On Thu, Apr 19, 2018 at 8:33 AM, Thomas Koenig <[email protected]> wrote:
> Hi Matt,
> [timings]
>
>> Intel AVX2:
>>
>> C_SW 1.4931
>> D_SW 5.4254
>> PG_D 1.0878
>> TRACER_2D 24.7418
>> REMAPPING 27.2644
>
>
>> Now I looked at GNU Fortran (7.3.0). Here my "stock" flags are quite
>> boring (and all flags, not just the optimization ones):
>
>
> [Various options elided, the best was]:
>
>> GNU Haswell NoFMA Repack:
>> C_SW 2.4350
>> D_SW 9.7109
>> PG_D 0.7869
>> TRACER_2D 163.6474
>> REMAPPING 100.6820
>>
>> So, my questions to you gurus are: Is there something I could try adding
>> to my gfortran options that might help with this discrepancy between Intel
>> AVX2 and GCC? Or perhaps I need to *remove* something (some flag kills the
>> vectorizer)?
>
> The gcc 8 release is just around the corner, and a lot of improvements
> have been made to code generation, also for AVX2. You might want to give
> the current trunk (or the soon-to-be-released) release candidate, or the
> then newly released gcc8 a spin.
>
> Second, this performance gap with respect to Intel (a factor of 6.6 for
> your TRACER_2D routine) is dramatic. If anything like this persists in gcc8,
> the only way to get this fixed is to submit a bug report.
> Profile the code, try to reduce the code to something that shows
> the the problem (and that you can put in a bug report).

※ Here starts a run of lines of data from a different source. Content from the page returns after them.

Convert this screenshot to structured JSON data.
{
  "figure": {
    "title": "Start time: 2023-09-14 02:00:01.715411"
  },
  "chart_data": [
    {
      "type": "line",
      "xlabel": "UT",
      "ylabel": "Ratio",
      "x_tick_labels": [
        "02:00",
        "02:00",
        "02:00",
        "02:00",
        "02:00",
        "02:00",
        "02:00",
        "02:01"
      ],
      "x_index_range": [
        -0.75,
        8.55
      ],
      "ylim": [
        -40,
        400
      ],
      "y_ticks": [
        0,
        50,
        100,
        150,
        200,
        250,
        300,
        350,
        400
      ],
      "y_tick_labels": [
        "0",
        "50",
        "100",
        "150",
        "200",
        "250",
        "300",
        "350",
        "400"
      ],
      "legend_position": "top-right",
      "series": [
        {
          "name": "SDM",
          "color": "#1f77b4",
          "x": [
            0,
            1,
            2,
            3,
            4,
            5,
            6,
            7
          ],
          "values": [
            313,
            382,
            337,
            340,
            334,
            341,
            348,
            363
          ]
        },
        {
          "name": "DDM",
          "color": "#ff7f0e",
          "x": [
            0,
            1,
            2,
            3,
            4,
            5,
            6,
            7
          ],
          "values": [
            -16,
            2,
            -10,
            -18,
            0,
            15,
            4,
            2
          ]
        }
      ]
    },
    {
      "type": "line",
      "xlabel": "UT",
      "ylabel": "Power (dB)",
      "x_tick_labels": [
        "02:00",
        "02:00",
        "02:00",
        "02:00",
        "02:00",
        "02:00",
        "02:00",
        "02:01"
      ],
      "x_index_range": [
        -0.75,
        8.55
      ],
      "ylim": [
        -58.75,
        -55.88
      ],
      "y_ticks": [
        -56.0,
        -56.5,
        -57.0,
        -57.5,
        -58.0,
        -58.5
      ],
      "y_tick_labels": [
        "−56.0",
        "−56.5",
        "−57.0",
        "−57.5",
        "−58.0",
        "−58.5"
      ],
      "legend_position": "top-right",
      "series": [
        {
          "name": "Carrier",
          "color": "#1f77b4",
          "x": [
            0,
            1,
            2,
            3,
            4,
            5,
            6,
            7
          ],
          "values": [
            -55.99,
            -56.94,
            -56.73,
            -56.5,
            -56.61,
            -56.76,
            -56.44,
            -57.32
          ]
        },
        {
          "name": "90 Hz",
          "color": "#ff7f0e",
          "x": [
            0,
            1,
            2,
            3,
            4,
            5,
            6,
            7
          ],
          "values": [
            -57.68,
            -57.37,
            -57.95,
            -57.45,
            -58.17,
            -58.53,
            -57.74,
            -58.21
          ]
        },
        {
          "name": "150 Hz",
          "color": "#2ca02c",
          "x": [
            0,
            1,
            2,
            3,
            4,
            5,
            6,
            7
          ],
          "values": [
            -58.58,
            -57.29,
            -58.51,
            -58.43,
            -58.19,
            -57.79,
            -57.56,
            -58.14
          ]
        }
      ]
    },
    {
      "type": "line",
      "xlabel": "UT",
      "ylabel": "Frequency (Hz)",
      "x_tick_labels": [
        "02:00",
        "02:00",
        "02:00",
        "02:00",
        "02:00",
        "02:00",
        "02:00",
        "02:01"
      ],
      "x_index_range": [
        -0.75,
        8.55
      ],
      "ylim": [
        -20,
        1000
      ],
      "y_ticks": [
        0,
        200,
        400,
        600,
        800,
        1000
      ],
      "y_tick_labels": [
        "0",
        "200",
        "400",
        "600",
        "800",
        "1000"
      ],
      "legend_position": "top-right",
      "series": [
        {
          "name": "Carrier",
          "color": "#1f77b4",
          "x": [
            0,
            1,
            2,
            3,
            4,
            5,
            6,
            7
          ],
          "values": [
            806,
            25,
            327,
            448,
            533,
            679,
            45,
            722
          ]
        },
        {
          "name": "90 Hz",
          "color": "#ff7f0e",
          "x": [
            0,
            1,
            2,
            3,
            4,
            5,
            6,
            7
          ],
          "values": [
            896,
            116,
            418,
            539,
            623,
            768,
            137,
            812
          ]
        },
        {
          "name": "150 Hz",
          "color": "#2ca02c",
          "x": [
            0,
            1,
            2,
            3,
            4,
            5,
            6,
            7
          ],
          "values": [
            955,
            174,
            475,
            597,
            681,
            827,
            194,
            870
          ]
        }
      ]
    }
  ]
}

Dependent on what those routines do (do they call math intrinsics like
sin or cos?) ICC has an advantage with a highly optimized vectorized
math library. You can use that from gfortran as well by using
-mveclibabi=svml and linking against libsvml.{a,so} which comes with ICC.
Unfortunately gfortran cannot exercise glibcs libmvec at the moment.
Richard.
> Regards
>
> Thomas